Mais le plus important au final reste quand même la journée du samedi. Debout à 3h45 après une nuit de sommeil relativement courte mais plutôt bien passée pour la dernière avant un grand événement. Déjeuner, crème solaire, enfilage des combinaisons, passage au toilette, voiture-navette jusqu’au départ, marquage des numéros sur les avant-bras, et enfin le check que le vélo tient la forme après l’orage de la nuit. Il me reste une bonne heure trente quand tout est terminé ; le temps de me poser dans l’herbe à observer le soleil se lever sur la zone de transition un peu à l’écart. La journée s’annonce belle. Certainement chaude du coup, mais belle. Pas de stress me dis-je et ça ira bien.
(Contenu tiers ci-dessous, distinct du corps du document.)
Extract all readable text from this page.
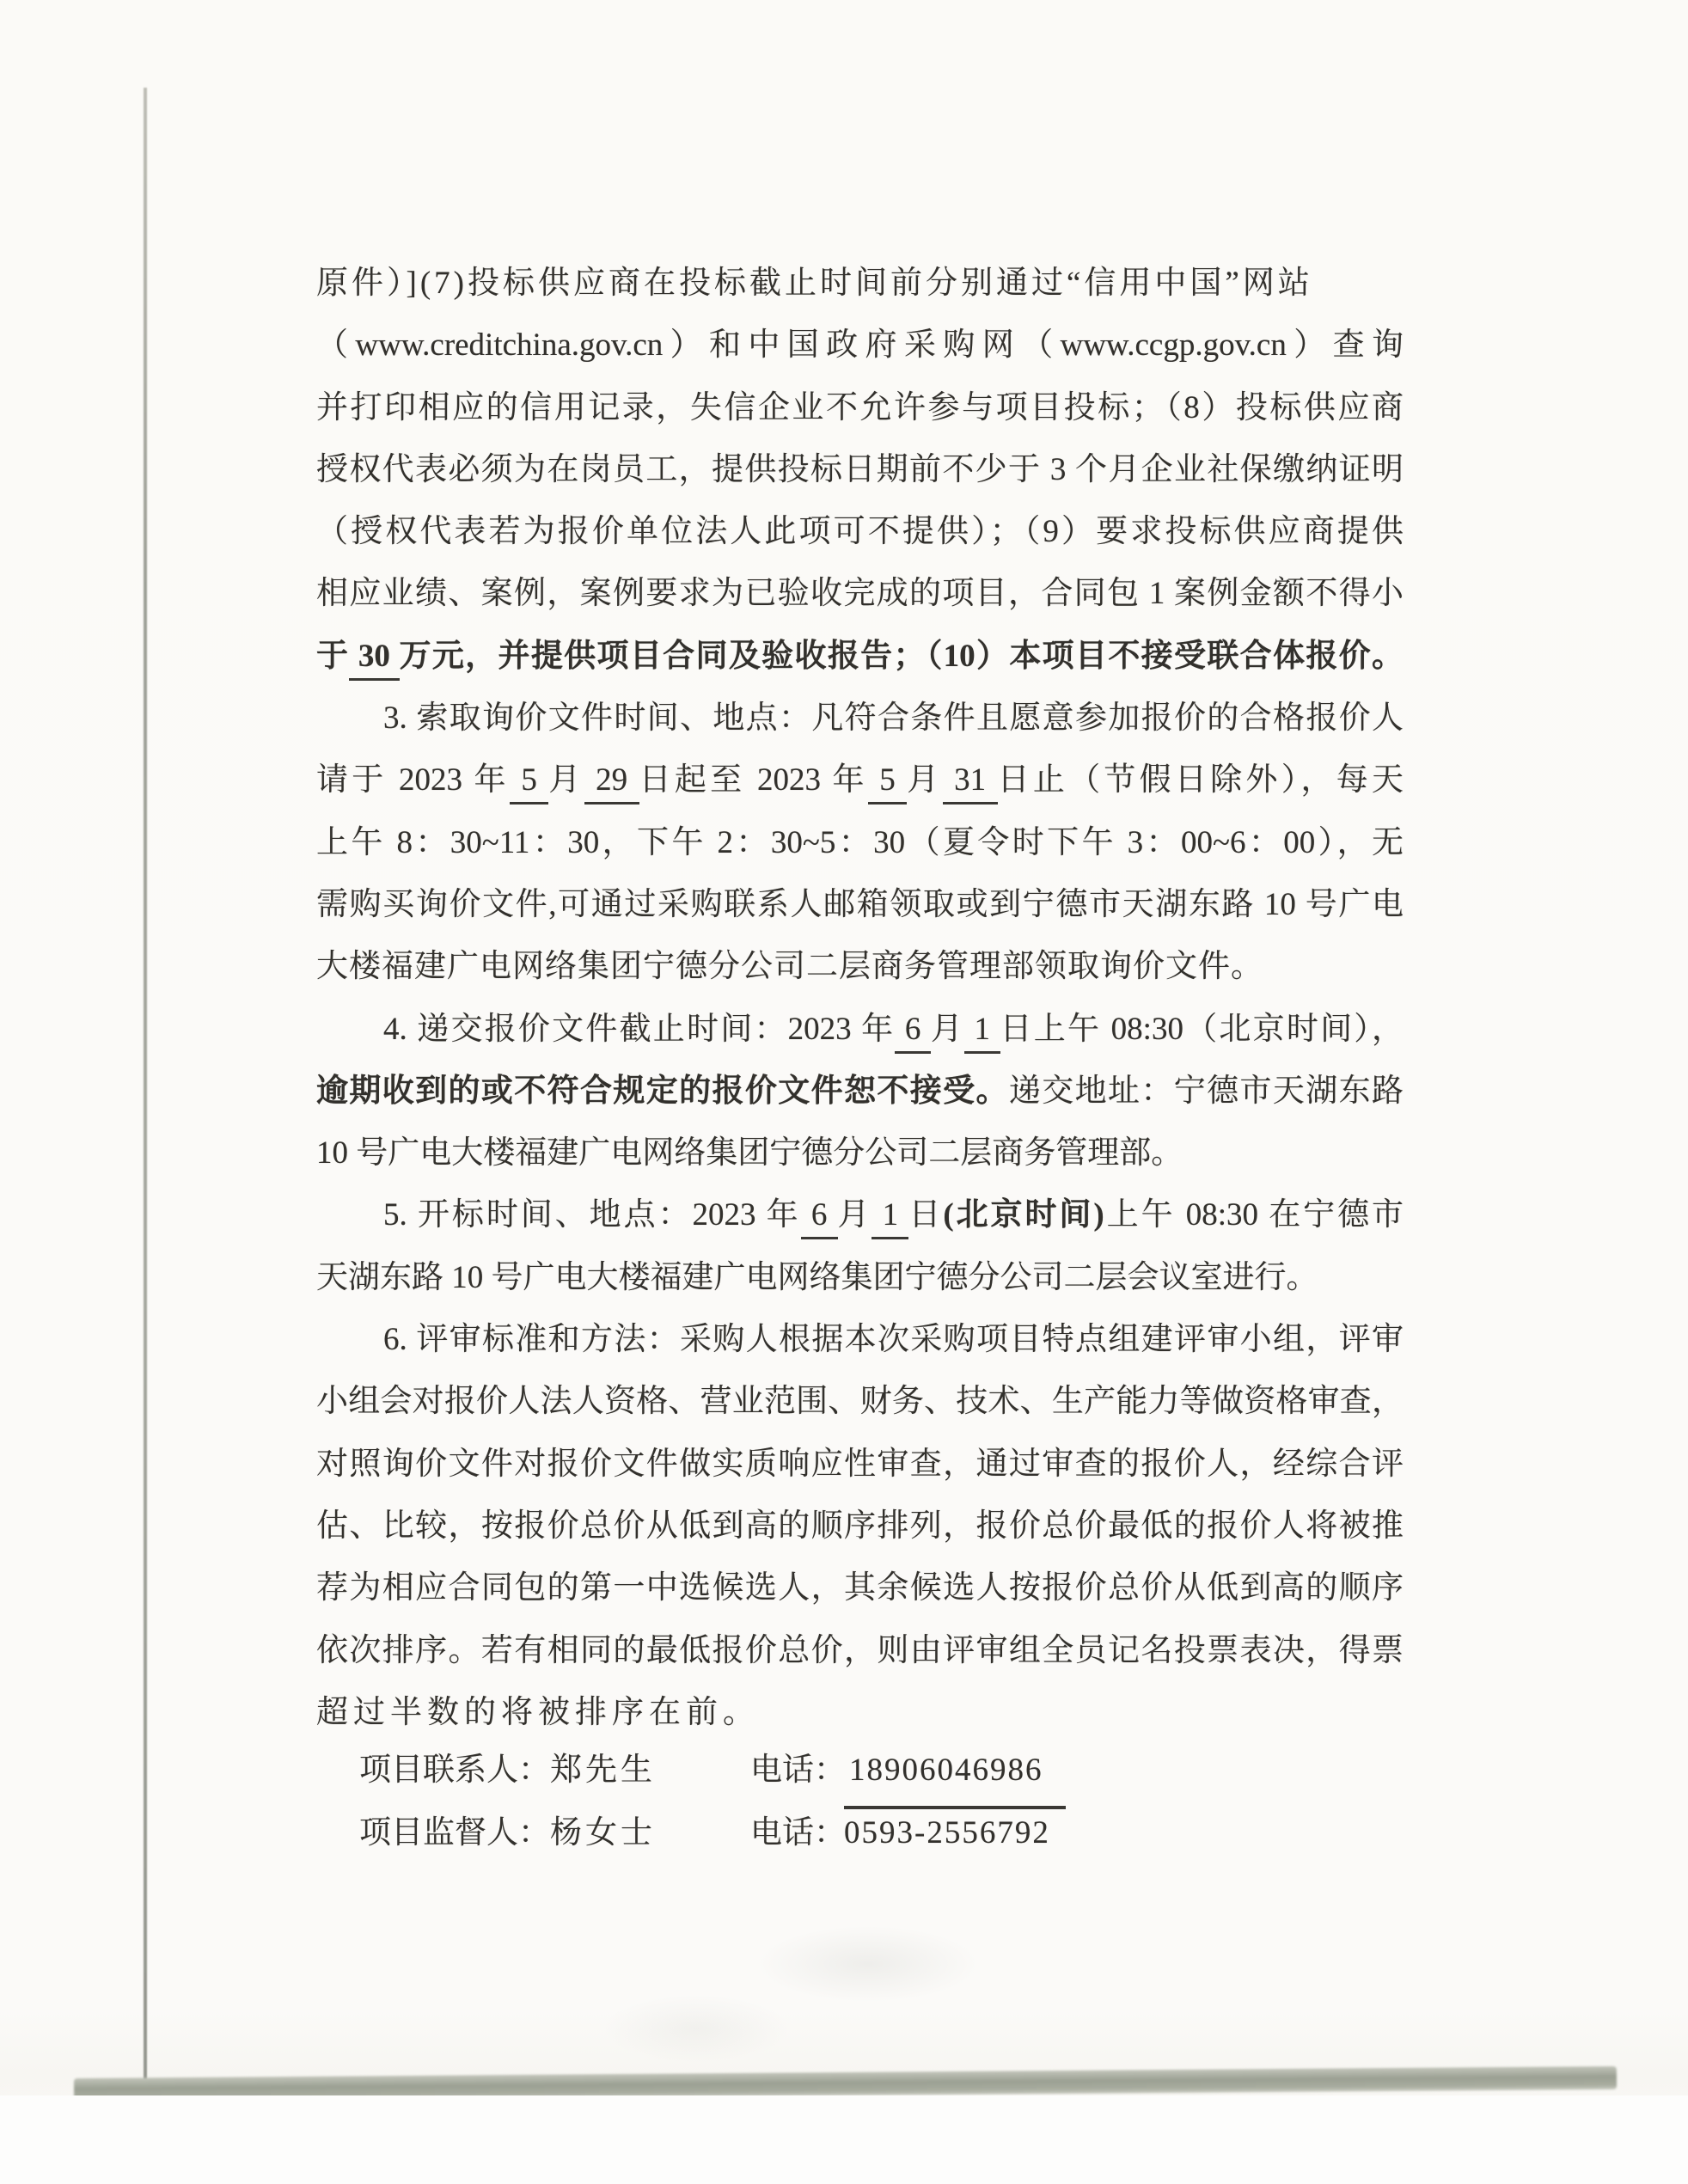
原件）](7)投标供应商在投标截止时间前分别通过“信用中国”网站
（www.creditchina.gov.cn）和中国政府采购网（www.ccgp.gov.cn）查询
并打印相应的信用记录，失信企业不允许参与项目投标；（8）投标供应商
授权代表必须为在岗员工，提供投标日期前不少于 3 个月企业社保缴纳证明
（授权代表若为报价单位法人此项可不提供）；（9）要求投标供应商提供
相应业绩、案例，案例要求为已验收完成的项目，合同包 1 案例金额不得小
于 30 万元，并提供项目合同及验收报告；（10）本项目不接受联合体报价。
3. 索取询价文件时间、地点：凡符合条件且愿意参加报价的合格报价人
请于 2023 年 5 月 29 日起至 2023 年 5 月 31 日止（节假日除外），每天
上午 8：30~11：30，下午 2：30~5：30（夏令时下午 3：00~6：00），无
需购买询价文件,可通过采购联系人邮箱领取或到宁德市天湖东路 10 号广电
大楼福建广电网络集团宁德分公司二层商务管理部领取询价文件。
4. 递交报价文件截止时间：2023 年 6 月 1 日上午 08:30（北京时间），
逾期收到的或不符合规定的报价文件恕不接受。递交地址：宁德市天湖东路
10 号广电大楼福建广电网络集团宁德分公司二层商务管理部。
5. 开标时间、地点：2023 年 6 月 1 日(北京时间)上午 08:30 在宁德市
天湖东路 10 号广电大楼福建广电网络集团宁德分公司二层会议室进行。
6. 评审标准和方法：采购人根据本次采购项目特点组建评审小组，评审
小组会对报价人法人资格、营业范围、财务、技术、生产能力等做资格审查，
对照询价文件对报价文件做实质响应性审查，通过审查的报价人，经综合评
估、比较，按报价总价从低到高的顺序排列，报价总价最低的报价人将被推
荐为相应合同包的第一中选候选人，其余候选人按报价总价从低到高的顺序
依次排序。若有相同的最低报价总价，则由评审组全员记名投票表决，得票
超过半数的将被排序在前。
项目联系人： 郑先生	电话： 18906046986
项目监督人： 杨女士	电话：
0593-2556792
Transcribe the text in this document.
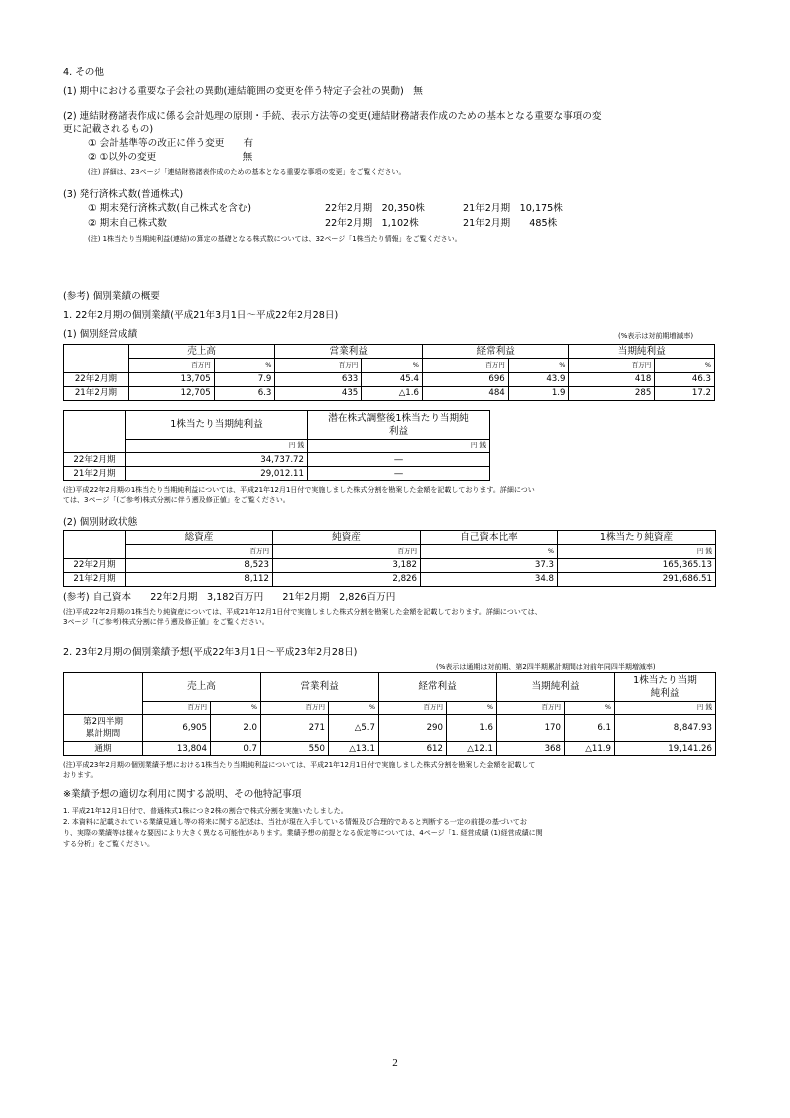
4. その他
(1) 期中における重要な子会社の異動(連結範囲の変更を伴う特定子会社の異動)　無
(2) 連結財務諸表作成に係る会計処理の原則・手続、表示方法等の変更(連結財務諸表作成のための基本となる重要な事項の変
更に記載されるもの)
① 会計基準等の改正に伴う変更　　有
② ①以外の変更　　　　　　　　　無
(注) 詳細は、23ページ「連結財務諸表作成のための基本となる重要な事項の変更」をご覧ください。
(3) 発行済株式数(普通株式)
① 期末発行済株式数(自己株式を含む)	22年2月期　20,350株	21年2月期　10,175株
② 期末自己株式数	22年2月期　1,102株	21年2月期　　485株
(注) 1株当たり当期純利益(連結)の算定の基礎となる株式数については、32ページ「1株当たり情報」をご覧ください。
(参考) 個別業績の概要
1. 22年2月期の個別業績(平成21年3月1日～平成22年2月28日)
(1) 個別経営成績	(%表示は対前期増減率)
	売上高		営業利益		経常利益		当期純利益	
	百万円	%	百万円	%	百万円	%	百万円	%
22年2月期	13,705	7.9	633	45.4	696	43.9	418	46.3
21年2月期	12,705	6.3	435	△1.6	484	1.9	285	17.2
	1株当たり当期純利益	潜在株式調整後1株当たり当期純
利益
	円 銭	円 銭
22年2月期	34,737.72	―
21年2月期	29,012.11	―
(注)平成22年2月期の1株当たり当期純利益については、平成21年12月1日付で実施しました株式分割を勘案した金額を記載しております。詳細につい
ては、3ページ「(ご参考)株式分割に伴う遡及修正値」をご覧ください。
(2) 個別財政状態
	総資産	純資産	自己資本比率	1株当たり純資産
	百万円	百万円	%	円 銭
22年2月期	8,523	3,182	37.3	165,365.13
21年2月期	8,112	2,826	34.8	291,686.51
(参考) 自己資本　　22年2月期　3,182百万円　　21年2月期　2,826百万円
(注)平成22年2月期の1株当たり純資産については、平成21年12月1日付で実施しました株式分割を勘案した金額を記載しております。詳細については、
3ページ「(ご参考)株式分割に伴う遡及修正値」をご覧ください。
2. 23年2月期の個別業績予想(平成22年3月1日～平成23年2月28日)
(%表示は通期は対前期、第2四半期累計期間は対前年同四半期増減率)
	売上高		営業利益		経常利益		当期純利益		1株当たり当期
純利益
	百万円	%	百万円	%	百万円	%	百万円	%	円 銭
第2四半期
累計期間	6,905	2.0	271	△5.7	290	1.6	170	6.1	8,847.93
通期	13,804	0.7	550	△13.1	612	△12.1	368	△11.9	19,141.26
(注)平成23年2月期の個別業績予想における1株当たり当期純利益については、平成21年12月1日付で実施しました株式分割を勘案した金額を記載して
おります。
※業績予想の適切な利用に関する説明、その他特記事項
1. 平成21年12月1日付で、普通株式1株につき2株の割合で株式分割を実施いたしました。
2. 本資料に記載されている業績見通し等の将来に関する記述は、当社が現在入手している情報及び合理的であると判断する一定の前提の基づいてお
り、実際の業績等は様々な要因により大きく異なる可能性があります。業績予想の前提となる仮定等については、4ページ「1. 経営成績 (1)経営成績に関
する分析」をご覧ください。
2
Une fois les pros partis, je me dépêche par contre de rentrer dans l’eau. Pas au point de taper pour prendre en premier les escaliers (hé calme, c’est encore long) mais quand même dans les trente premiers et suffisamment tôt pour rejoindre la ligne de départ sur la front-line. Il reste plus d’un quart d’heure à attendre mais l’eau est chaude et l’ambiance calme et sympathique. Ça discute pas mal et pas tout à fait comme sur les courses d’habitude. La question classique du « tu comptes nager en combien ? » à laquelle je réponds avec mon temps de qualification de 48’30 à Francfort et un « 52’ ici peut-être » ne reçoit pas l’étonnement usuel en retour mais un « cool, on peut nager ensemble » de 3 sur les 4 autour de moi. Hum, OK, tant mieux si je peux aussi drafter un peu pour une fois. Moins de cinq minutes avant le départ, je me décale finalement un peu à gauche pour ne pas rester à côté du nouveau qui nous a rejoint et m’a déjà tapé trois fois sur l’épaule et deux fois dans mon tendon d’Achille. J’ai envie de lui dire, écoute t’es gentil mais t’es probablement là pour plus de 9h, alors si tu veux me faire chier pour 30s sur la natation, garde-les.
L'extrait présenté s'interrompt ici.